The Imperial was originally built as the private Elmfield House between 1805 and 1810 with the only entrance from St Davids Hill. The original gatehouse lodge still stands today, though the main entrance is now in New North Road.
Elmfield house was the home of Dr Heberden, renowned for his studies in arthiritus. The people of St Davids used to hold their annual fete in his extensive grounds, however it was originally built for James Green, the famous County engineer as a home and office.
The garden was laid out by Sir Thomas Veitch. In the 1920's the Pollard family bought the house and began to improve it as most new homeowners tend to do. They got lucky at the expense of the owner of Haldon House (now The Haldon House Hotel). He had got the gambling habit and was busy blowing his fortune. He got to the stage where he had to start selling off parts of his home to pay off gambling debts and to feed his habit.
Builders from all over would turn up and buy bricks and anything they could get their hands on.

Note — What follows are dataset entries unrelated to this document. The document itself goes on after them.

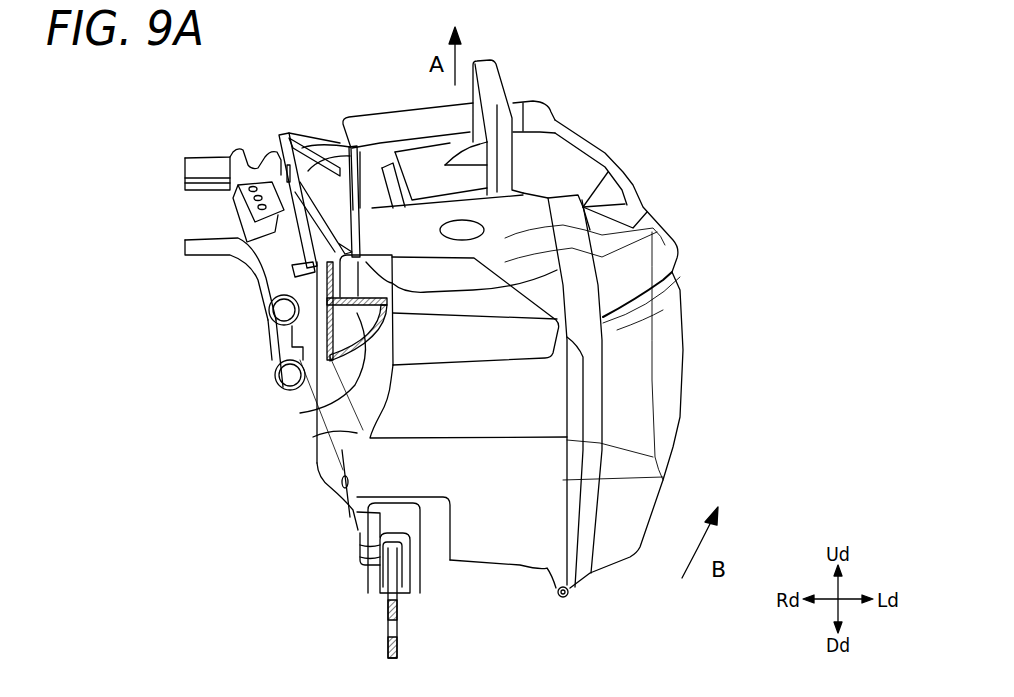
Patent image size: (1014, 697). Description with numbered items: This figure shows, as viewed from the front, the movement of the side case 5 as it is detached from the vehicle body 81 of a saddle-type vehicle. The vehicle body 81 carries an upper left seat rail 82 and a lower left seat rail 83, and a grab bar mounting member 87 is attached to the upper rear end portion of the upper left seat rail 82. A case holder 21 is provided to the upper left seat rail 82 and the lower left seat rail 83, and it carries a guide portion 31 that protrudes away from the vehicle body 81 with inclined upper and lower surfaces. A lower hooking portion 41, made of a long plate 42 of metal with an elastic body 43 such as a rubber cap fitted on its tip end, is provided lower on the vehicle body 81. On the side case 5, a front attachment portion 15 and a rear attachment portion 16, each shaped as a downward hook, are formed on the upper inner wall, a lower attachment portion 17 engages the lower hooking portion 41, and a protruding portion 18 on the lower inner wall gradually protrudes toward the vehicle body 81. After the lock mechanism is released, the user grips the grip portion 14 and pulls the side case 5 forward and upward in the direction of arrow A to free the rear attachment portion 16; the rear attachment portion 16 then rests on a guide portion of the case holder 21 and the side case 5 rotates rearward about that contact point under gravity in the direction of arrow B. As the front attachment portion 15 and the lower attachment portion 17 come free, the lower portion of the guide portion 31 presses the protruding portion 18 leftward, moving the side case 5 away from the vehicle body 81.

The side case 5 is at (630, 168).
The grip portion 14 is at (490, 80).
The front attachment portion 15 is at (545, 275).
The rear attachment portion 16 is at (333, 150).
The lower attachment portion 17 is at (383, 527).
The protruding portion 18 is at (315, 437).
The case holder 21 is at (280, 131).
The guide portion 31 is at (325, 365).
The lower hooking portion 41 is at (395, 580).
The plate 42 is at (392, 613).
The elastic body 43 is at (380, 582).
The vehicle body 81 is at (237, 306).
The upper left seat rail 82 is at (263, 260).
The lower left seat rail 83 is at (273, 335).
The grab bar mounting member 87 is at (240, 209).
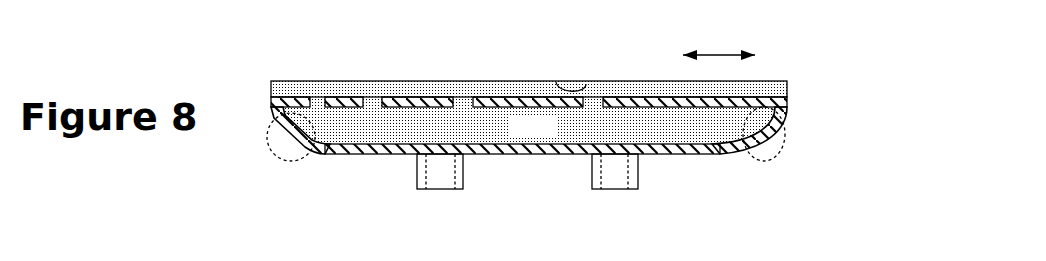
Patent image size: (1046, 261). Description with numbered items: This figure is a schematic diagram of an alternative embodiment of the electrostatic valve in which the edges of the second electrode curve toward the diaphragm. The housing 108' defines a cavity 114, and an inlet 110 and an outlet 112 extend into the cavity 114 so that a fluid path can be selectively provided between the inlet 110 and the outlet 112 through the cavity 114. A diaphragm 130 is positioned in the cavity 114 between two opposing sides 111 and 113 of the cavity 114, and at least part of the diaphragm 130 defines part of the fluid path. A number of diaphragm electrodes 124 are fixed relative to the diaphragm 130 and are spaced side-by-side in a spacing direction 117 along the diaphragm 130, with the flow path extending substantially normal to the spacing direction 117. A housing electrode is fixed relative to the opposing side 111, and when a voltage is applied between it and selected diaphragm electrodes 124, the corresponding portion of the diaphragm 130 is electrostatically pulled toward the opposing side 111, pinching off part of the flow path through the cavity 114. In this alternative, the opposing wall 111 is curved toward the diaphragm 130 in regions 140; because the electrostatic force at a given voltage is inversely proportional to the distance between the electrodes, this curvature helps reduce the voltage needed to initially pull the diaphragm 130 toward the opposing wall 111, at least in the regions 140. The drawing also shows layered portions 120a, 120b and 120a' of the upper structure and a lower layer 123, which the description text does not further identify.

The housing 108' is at (520, 136).
The inlet 110 is at (437, 172).
The opposing side 111 is at (687, 153).
The outlet 112 is at (620, 170).
The opposing side 113 is at (586, 84).
The cavity 114 is at (555, 135).
The spacing direction 117 is at (719, 41).
The top layer left portion 120a is at (320, 72).
The top layer right portion 120a' is at (758, 82).
The top layer middle portion 120b is at (530, 97).
The bottom conductive layer 123 is at (490, 154).
The diaphragm electrodes 124 is at (628, 107).
The diaphragm 130 is at (463, 100).
The regions 140 is at (293, 162).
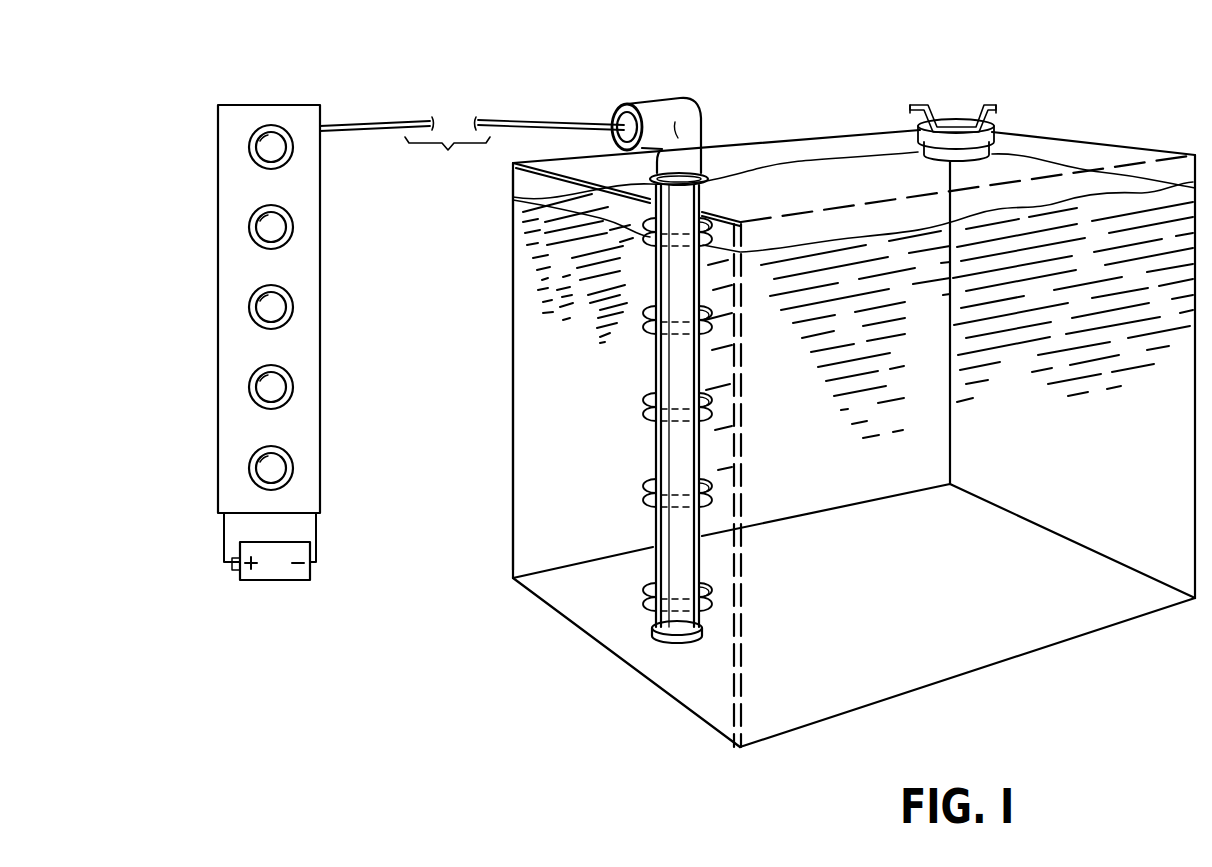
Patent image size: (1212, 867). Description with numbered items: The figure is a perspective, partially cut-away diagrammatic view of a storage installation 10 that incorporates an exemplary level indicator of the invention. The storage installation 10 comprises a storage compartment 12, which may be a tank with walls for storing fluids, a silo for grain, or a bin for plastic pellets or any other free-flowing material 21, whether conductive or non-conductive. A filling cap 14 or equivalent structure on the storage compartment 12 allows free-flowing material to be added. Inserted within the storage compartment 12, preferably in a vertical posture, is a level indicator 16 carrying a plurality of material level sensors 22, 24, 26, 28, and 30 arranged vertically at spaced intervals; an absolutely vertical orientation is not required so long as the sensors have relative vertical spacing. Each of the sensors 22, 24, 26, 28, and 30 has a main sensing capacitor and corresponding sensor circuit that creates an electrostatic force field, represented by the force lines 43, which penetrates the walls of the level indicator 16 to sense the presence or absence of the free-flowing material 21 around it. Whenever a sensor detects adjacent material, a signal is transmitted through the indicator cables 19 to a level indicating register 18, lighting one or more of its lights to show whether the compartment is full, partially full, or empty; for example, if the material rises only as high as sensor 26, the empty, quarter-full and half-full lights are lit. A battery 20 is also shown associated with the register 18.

The storage installation 10 is at (1080, 126).
The storage compartment 12 is at (1103, 634).
The filling cap 14 is at (957, 120).
The level indicator 16 is at (676, 452).
The register 18 is at (294, 107).
The indicator cables 19 is at (538, 118).
The battery 20 is at (300, 570).
The free-flowing material 21 is at (543, 360).
The material level sensor 22 is at (644, 585).
The material level sensor 24 is at (644, 494).
The material level sensor 26 is at (645, 404).
The material level sensor 28 is at (645, 333).
The material level sensor 30 is at (720, 216).
The force lines 43 is at (716, 245).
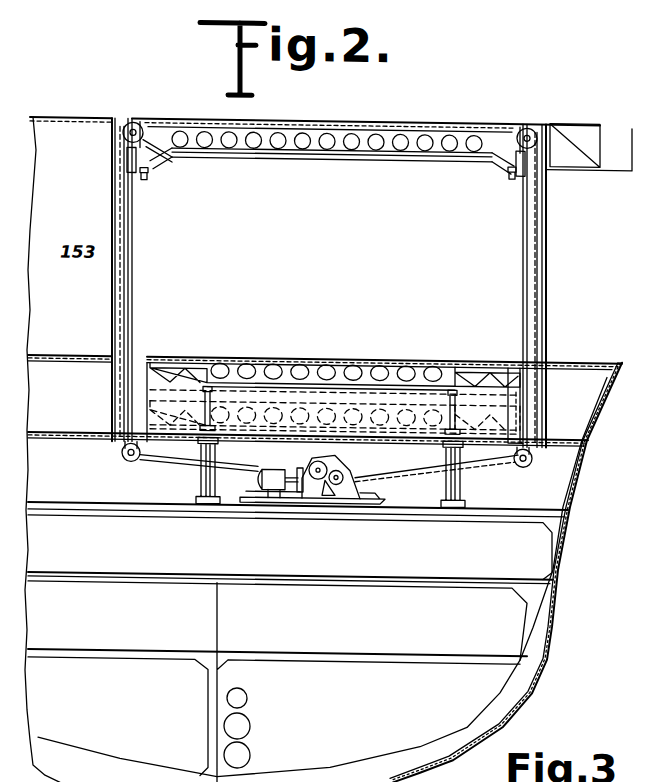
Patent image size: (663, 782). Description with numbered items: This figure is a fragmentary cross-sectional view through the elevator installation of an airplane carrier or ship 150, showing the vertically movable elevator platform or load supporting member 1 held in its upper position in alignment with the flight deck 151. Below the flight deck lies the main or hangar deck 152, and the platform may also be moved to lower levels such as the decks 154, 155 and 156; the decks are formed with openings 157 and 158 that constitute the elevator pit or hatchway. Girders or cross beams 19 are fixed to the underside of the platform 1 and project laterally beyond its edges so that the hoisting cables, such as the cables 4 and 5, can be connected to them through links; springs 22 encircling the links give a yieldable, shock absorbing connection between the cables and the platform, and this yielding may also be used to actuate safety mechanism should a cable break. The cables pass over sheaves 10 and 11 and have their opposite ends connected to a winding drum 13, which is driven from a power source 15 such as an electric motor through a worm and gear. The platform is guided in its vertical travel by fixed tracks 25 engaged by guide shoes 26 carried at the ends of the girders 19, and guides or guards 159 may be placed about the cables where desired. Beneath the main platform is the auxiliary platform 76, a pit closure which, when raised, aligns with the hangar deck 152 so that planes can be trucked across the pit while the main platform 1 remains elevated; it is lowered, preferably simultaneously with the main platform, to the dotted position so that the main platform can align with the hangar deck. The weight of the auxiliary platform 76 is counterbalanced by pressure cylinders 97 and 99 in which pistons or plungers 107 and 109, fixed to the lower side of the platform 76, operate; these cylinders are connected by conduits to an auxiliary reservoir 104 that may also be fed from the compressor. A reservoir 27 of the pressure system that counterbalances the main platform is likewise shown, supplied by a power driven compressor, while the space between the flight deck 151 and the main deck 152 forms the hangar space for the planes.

Haldon House was a fine building (built for Sir George Chudleigh between 1725 and 1740). His home was intended to be a replica of Buckingham Palace and was designed by Robert Adam. At the time it was one of the five largest homes in England. The Folly that many of us can see on Haldon Hill and the Hotel are all that remains of the estate.
The Pollards builder managed to get hold of the pillanters, mouldings and cuban mahogany doors from Haldon House and he transplanted them into the Ballrooom of Elmfield House. The Ballroom now makes up the largest bar at the Imperial. During it's time as a Hotel it was the breakfast room and restaurant. The large conservatory that now makes up the large west bar of the pub was brought here and re-erected from Streatham Hall (now Reed Hall) in the University grounds.
The Imperial Hotel was purchased by JD Wetherpsoons from the Hawkes-Williams' who had run the place as a hotel for 40 odd years in 1994, opening as a pub on 14th March 1996 having spent £1.45m.